En effet, soutenir les enfants de la famille (élargie) en prenant en charge les frais de scolarité et les dépenses connexes est une pratique très courante. Cette relation de soutien fonctionne en particulier entre tantes et oncles vis-à-vis de leurs neveux et nièces, ainsi qu’entre frères et sœurs plus agés et plus jeunes. Lorsqu’ils sont interrogés, les répondants peuvent expliquer que le bénéficiaire « nous aidera ou aidera quelqu’un d’autre à l’avenir ». Cette réponse souligne le caractère illimité et peu spécifique de la réciprocité en ce qui concerne la durée et le bénéficiaire. Après tout, la question de savoir si le soutien sera effectivement réciproque dépend des résultats scolaires de l’enfant et ensuite de sa capacité à trouver des moyens de subsistance.

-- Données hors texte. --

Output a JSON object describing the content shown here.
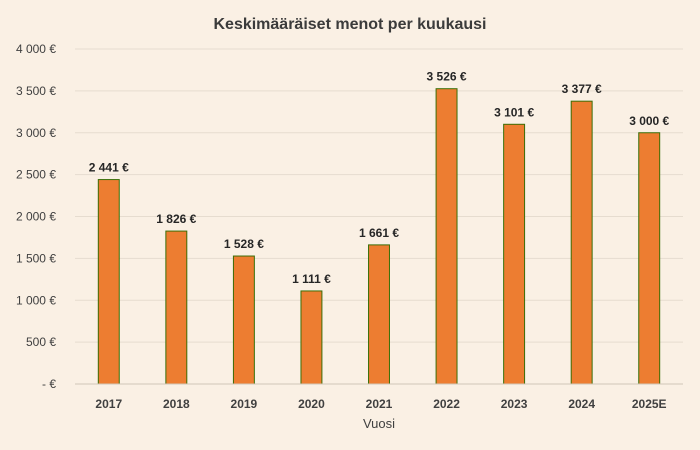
{
  "colors": {
    "background": "#faf0e4",
    "bar_fill": "#ed7d31",
    "bar_stroke": "#3a6e06",
    "grid": "#e6dccf"
  },
  "chart_data": {
    "type": "bar",
    "title": "Keskimääräiset menot per kuukausi",
    "xlabel": "Vuosi",
    "ylabel": "",
    "categories": [
      "2017",
      "2018",
      "2019",
      "2020",
      "2021",
      "2022",
      "2023",
      "2024",
      "2025E"
    ],
    "values": [
      2441,
      1826,
      1528,
      1111,
      1661,
      3526,
      3101,
      3377,
      3000
    ],
    "data_labels": [
      "2 441 €",
      "1 826 €",
      "1 528 €",
      "1 111 €",
      "1 661 €",
      "3 526 €",
      "3 101 €",
      "3 377 €",
      "3 000 €"
    ],
    "ylim": [
      0,
      4000
    ],
    "yticks": [
      0,
      500,
      1000,
      1500,
      2000,
      2500,
      3000,
      3500,
      4000
    ],
    "ytick_labels": [
      "-  €",
      "500 €",
      "1 000 €",
      "1 500 €",
      "2 000 €",
      "2 500 €",
      "3 000 €",
      "3 500 €",
      "4 000 €"
    ],
    "grid": true,
    "legend": "none"
  }
}
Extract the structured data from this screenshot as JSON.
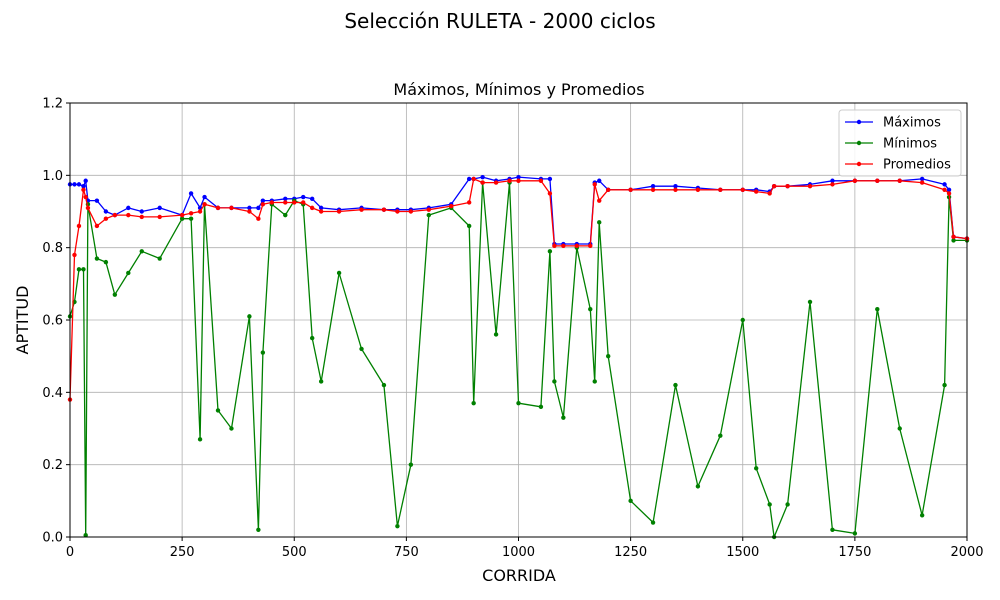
{
  "suptitle": "Selección RULETA - 2000 ciclos",
  "chart_data": {
    "type": "line",
    "title": "Máximos, Mínimos y Promedios",
    "xlabel": "CORRIDA",
    "ylabel": "APTITUD",
    "xlim": [
      0,
      2000
    ],
    "ylim": [
      0,
      1.2
    ],
    "xticks": [
      0,
      250,
      500,
      750,
      1000,
      1250,
      1500,
      1750,
      2000
    ],
    "yticks": [
      0.0,
      0.2,
      0.4,
      0.6,
      0.8,
      1.0,
      1.2
    ],
    "xtick_labels": [
      "0",
      "250",
      "500",
      "750",
      "1000",
      "1250",
      "1500",
      "1750",
      "2000"
    ],
    "ytick_labels": [
      "0.0",
      "0.2",
      "0.4",
      "0.6",
      "0.8",
      "1.0",
      "1.2"
    ],
    "grid": true,
    "legend_position": "top-right",
    "x": [
      0,
      10,
      20,
      30,
      35,
      40,
      60,
      80,
      100,
      130,
      160,
      200,
      250,
      270,
      290,
      300,
      330,
      360,
      400,
      420,
      430,
      450,
      480,
      500,
      520,
      540,
      560,
      600,
      650,
      700,
      730,
      760,
      800,
      850,
      890,
      900,
      920,
      950,
      980,
      1000,
      1050,
      1070,
      1080,
      1100,
      1130,
      1160,
      1170,
      1180,
      1200,
      1250,
      1300,
      1350,
      1400,
      1450,
      1500,
      1530,
      1560,
      1570,
      1600,
      1650,
      1700,
      1750,
      1800,
      1850,
      1900,
      1950,
      1960,
      1970,
      2000
    ],
    "series": [
      {
        "name": "Máximos",
        "color": "#0000ff",
        "values": [
          0.975,
          0.975,
          0.975,
          0.97,
          0.985,
          0.93,
          0.93,
          0.9,
          0.89,
          0.91,
          0.9,
          0.91,
          0.89,
          0.95,
          0.91,
          0.94,
          0.91,
          0.91,
          0.91,
          0.91,
          0.93,
          0.93,
          0.935,
          0.935,
          0.94,
          0.935,
          0.91,
          0.905,
          0.91,
          0.905,
          0.905,
          0.905,
          0.91,
          0.92,
          0.99,
          0.99,
          0.995,
          0.985,
          0.99,
          0.995,
          0.99,
          0.99,
          0.81,
          0.81,
          0.81,
          0.81,
          0.98,
          0.985,
          0.96,
          0.96,
          0.97,
          0.97,
          0.965,
          0.96,
          0.96,
          0.96,
          0.955,
          0.97,
          0.97,
          0.975,
          0.985,
          0.985,
          0.985,
          0.985,
          0.99,
          0.975,
          0.96,
          0.83,
          0.825
        ]
      },
      {
        "name": "Mínimos",
        "color": "#008000",
        "values": [
          0.61,
          0.65,
          0.74,
          0.74,
          0.005,
          0.92,
          0.77,
          0.76,
          0.67,
          0.73,
          0.79,
          0.77,
          0.88,
          0.88,
          0.27,
          0.92,
          0.35,
          0.3,
          0.61,
          0.02,
          0.51,
          0.92,
          0.89,
          0.93,
          0.92,
          0.55,
          0.43,
          0.73,
          0.52,
          0.42,
          0.03,
          0.2,
          0.89,
          0.91,
          0.86,
          0.37,
          0.98,
          0.56,
          0.98,
          0.37,
          0.36,
          0.79,
          0.43,
          0.33,
          0.8,
          0.63,
          0.43,
          0.87,
          0.5,
          0.1,
          0.04,
          0.42,
          0.14,
          0.28,
          0.6,
          0.19,
          0.09,
          0.0,
          0.09,
          0.65,
          0.02,
          0.01,
          0.63,
          0.3,
          0.06,
          0.42,
          0.94,
          0.82,
          0.82
        ]
      },
      {
        "name": "Promedios",
        "color": "#ff0000",
        "values": [
          0.38,
          0.78,
          0.86,
          0.96,
          0.94,
          0.91,
          0.86,
          0.88,
          0.89,
          0.89,
          0.885,
          0.885,
          0.89,
          0.895,
          0.9,
          0.92,
          0.91,
          0.91,
          0.9,
          0.88,
          0.92,
          0.925,
          0.925,
          0.925,
          0.925,
          0.91,
          0.9,
          0.9,
          0.905,
          0.905,
          0.9,
          0.9,
          0.905,
          0.915,
          0.925,
          0.99,
          0.98,
          0.98,
          0.985,
          0.985,
          0.985,
          0.95,
          0.805,
          0.805,
          0.805,
          0.805,
          0.975,
          0.93,
          0.96,
          0.96,
          0.96,
          0.96,
          0.96,
          0.96,
          0.96,
          0.955,
          0.95,
          0.97,
          0.97,
          0.97,
          0.975,
          0.985,
          0.985,
          0.985,
          0.98,
          0.96,
          0.95,
          0.83,
          0.825
        ]
      }
    ]
  }
}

Dans certains cas, les répondants ayant aidé des proches à payer les frais de scolarité dans le passé ont indiqué que lorsqu’ils avaient des difficultés à financer l’éducation de leurs propres enfants, ils pouvaient solliciter l’aide des personnes qu’ils avaient aidées. Ces répondants se diraient que « le moment est venu…d’en profiter ». Les frères et sœurs plus agés considèrent souvent cette disposition comme un moyen de soutenir leurs parents et, éventuellement, une manière d’exprimer leur reconnaissance pour le soutien dont ils ont bénéficié dans le passé. S’il est entendu que tout soutien est mutuel et réciproque, il est loin d’être instrumental.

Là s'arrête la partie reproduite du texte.